David Barton

Personal information
- Full name: David Barton
- Date of birth: 9 May 1959
- Place of birth: Bishop Auckland, England
- Height: 6 ft 0 in (1.83 m)
- Position: Central defender

Youth career
- Newcastle United

Senior career*
- Years: Team / Apps / (Gls)
- 1977–1983: Newcastle United / 102 / (5)
- 1982: → Blackburn Rovers (loan) / 8 / (1)
- 1983–1984: Darlington / 49 / (3)
- 1984: Coundon TT
- 1984–1985: Blyth Spartans
- 1985–?: Coundon TT
- 1990–1991: Newton Aycliffe
- 1991–?: Spennymoor United

= David Barton (footballer) =

English footballer

David Barton (born 9 May 1959) is an English former professional footballer who played as a centre back. He made 159 Football League appearances for Newcastle United, Blackburn Rovers, and Darlington. Barton later appeared in non-league football for Coundon TT, Blyth Spartans, Newton Aycliffe and Spennymoor United. Barton was player-manager of Newton Aycliffe F.C. between 1990 and 1991 and was player-assistant manager at Spennymoor United from 1991.

== Early life==
Born in Bishop Auckland, County Durham, Barton represented Durham Schools at under-15 level before joining Newcastle United as an apprentice.

== Career ==

=== Newcastle United ===
Barton turned professional with Newcastle in 1977 and made his first-team debut in a 2–0 away win over Leeds United on 2 January 1978. He went on to make 102 league appearances for the club, scoring five goals.

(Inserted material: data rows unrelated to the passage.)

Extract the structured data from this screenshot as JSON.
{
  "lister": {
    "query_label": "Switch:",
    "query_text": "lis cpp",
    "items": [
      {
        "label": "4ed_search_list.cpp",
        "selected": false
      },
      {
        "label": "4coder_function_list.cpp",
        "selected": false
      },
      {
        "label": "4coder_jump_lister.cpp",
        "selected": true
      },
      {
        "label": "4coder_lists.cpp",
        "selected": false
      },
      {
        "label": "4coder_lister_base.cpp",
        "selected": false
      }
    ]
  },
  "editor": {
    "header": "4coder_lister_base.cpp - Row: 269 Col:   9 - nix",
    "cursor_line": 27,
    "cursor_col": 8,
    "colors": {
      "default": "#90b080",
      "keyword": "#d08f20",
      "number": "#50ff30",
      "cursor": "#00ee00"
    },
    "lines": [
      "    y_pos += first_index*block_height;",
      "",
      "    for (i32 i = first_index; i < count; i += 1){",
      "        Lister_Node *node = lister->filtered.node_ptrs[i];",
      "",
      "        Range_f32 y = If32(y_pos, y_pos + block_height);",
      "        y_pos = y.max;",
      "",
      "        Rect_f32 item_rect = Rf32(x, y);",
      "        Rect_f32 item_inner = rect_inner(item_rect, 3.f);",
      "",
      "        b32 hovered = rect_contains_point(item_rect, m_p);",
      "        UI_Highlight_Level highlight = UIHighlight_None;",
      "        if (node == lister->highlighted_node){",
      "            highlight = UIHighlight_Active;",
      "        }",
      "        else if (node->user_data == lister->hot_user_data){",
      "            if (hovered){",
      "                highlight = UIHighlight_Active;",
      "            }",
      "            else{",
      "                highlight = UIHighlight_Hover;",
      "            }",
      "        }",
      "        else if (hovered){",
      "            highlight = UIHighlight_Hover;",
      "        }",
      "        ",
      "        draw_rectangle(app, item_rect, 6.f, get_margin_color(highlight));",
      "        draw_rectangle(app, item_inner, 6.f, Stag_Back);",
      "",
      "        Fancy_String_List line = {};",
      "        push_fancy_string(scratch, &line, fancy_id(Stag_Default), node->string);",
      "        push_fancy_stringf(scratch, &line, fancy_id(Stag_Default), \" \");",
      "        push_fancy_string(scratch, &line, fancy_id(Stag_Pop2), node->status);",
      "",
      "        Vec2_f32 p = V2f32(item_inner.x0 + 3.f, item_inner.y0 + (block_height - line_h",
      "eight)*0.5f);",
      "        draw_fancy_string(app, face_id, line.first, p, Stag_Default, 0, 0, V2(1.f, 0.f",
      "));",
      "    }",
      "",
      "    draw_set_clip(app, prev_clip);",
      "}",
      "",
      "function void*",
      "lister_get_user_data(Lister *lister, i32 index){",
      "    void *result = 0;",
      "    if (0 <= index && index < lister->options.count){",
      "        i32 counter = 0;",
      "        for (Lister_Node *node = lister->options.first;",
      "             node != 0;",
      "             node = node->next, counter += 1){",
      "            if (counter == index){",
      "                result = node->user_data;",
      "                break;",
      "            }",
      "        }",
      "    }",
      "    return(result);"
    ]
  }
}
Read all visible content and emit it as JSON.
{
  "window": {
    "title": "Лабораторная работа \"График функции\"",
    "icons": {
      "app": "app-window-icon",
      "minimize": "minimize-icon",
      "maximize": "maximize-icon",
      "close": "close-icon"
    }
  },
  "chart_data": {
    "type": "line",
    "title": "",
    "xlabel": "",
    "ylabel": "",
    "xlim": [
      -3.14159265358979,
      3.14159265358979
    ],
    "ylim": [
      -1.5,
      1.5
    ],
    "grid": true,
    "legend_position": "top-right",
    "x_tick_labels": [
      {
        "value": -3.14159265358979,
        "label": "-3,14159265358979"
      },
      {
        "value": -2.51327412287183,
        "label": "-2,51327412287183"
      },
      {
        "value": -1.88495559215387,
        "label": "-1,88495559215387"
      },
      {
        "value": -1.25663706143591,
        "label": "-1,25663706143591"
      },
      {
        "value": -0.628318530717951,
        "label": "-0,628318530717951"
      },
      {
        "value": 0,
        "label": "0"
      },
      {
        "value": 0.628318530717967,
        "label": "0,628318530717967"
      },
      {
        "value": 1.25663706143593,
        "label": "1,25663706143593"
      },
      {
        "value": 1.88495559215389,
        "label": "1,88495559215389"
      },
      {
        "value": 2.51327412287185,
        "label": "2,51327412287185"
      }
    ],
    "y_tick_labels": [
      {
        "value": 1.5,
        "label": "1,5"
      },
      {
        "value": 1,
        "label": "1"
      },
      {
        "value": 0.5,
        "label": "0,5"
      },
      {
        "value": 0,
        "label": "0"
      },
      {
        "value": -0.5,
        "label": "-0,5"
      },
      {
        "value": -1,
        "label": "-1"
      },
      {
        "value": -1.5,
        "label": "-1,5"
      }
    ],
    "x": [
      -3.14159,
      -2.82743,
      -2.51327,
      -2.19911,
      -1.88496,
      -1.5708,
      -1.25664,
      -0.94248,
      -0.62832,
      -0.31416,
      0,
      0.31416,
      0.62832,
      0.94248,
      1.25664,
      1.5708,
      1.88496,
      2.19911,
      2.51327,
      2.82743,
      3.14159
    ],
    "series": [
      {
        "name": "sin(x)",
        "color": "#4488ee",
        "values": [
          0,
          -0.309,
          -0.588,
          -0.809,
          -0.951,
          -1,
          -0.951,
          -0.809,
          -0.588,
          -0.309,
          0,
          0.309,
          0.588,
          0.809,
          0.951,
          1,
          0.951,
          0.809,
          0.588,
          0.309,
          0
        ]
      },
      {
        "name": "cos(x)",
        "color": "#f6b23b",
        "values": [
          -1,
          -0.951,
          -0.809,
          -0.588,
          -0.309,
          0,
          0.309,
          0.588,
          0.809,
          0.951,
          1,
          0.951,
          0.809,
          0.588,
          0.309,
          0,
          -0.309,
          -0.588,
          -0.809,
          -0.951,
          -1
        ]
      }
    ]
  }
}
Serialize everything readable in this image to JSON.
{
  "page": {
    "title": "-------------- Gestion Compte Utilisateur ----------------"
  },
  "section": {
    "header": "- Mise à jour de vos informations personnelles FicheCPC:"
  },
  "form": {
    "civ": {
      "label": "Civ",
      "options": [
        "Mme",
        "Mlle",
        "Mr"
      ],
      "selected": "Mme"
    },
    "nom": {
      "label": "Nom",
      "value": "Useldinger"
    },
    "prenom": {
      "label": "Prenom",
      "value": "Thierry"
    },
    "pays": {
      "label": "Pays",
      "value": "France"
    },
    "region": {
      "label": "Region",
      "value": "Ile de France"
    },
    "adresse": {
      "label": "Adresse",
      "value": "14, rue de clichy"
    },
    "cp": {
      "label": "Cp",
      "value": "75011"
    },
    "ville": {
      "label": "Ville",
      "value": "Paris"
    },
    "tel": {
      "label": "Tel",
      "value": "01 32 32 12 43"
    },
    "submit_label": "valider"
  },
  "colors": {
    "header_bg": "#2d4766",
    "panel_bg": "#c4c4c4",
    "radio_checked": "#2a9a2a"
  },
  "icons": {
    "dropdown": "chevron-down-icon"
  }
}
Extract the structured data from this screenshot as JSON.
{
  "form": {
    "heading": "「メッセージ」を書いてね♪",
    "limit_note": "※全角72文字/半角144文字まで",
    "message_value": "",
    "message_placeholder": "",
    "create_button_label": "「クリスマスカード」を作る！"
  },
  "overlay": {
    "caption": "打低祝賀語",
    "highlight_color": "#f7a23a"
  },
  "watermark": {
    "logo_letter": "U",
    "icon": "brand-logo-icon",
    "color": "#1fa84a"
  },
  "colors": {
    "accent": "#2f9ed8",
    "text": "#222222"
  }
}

=== Blackburn Rovers (loan) ===
In August 1982, Barton joined Blackburn Rovers on loan, making eight league appearances and scoring once in the Second Division.

=== Darlington ===
He moved to Darlington in February 1983 on loan. He was released on a free transfer by Newcastle United in May 1983 and signed a permanent deal with Darlington in July 1983. Barton captained the side during 1983–84 and retired from professional football after sustaining a knee injury in March 1984.

===Move to non-league===
Barton joined Coundon TT in mid-1984. He signed with Blyth Spartans in October 1984 before returning to Coundon TT in 1985.

===Player-manager===
Barton was appointed player-manager of Newton Aycliffe F.C. in July 1990. He left the role in December 1991 to become player-assistant manager at Spennymoor United. He left Spennymoor United in 1996.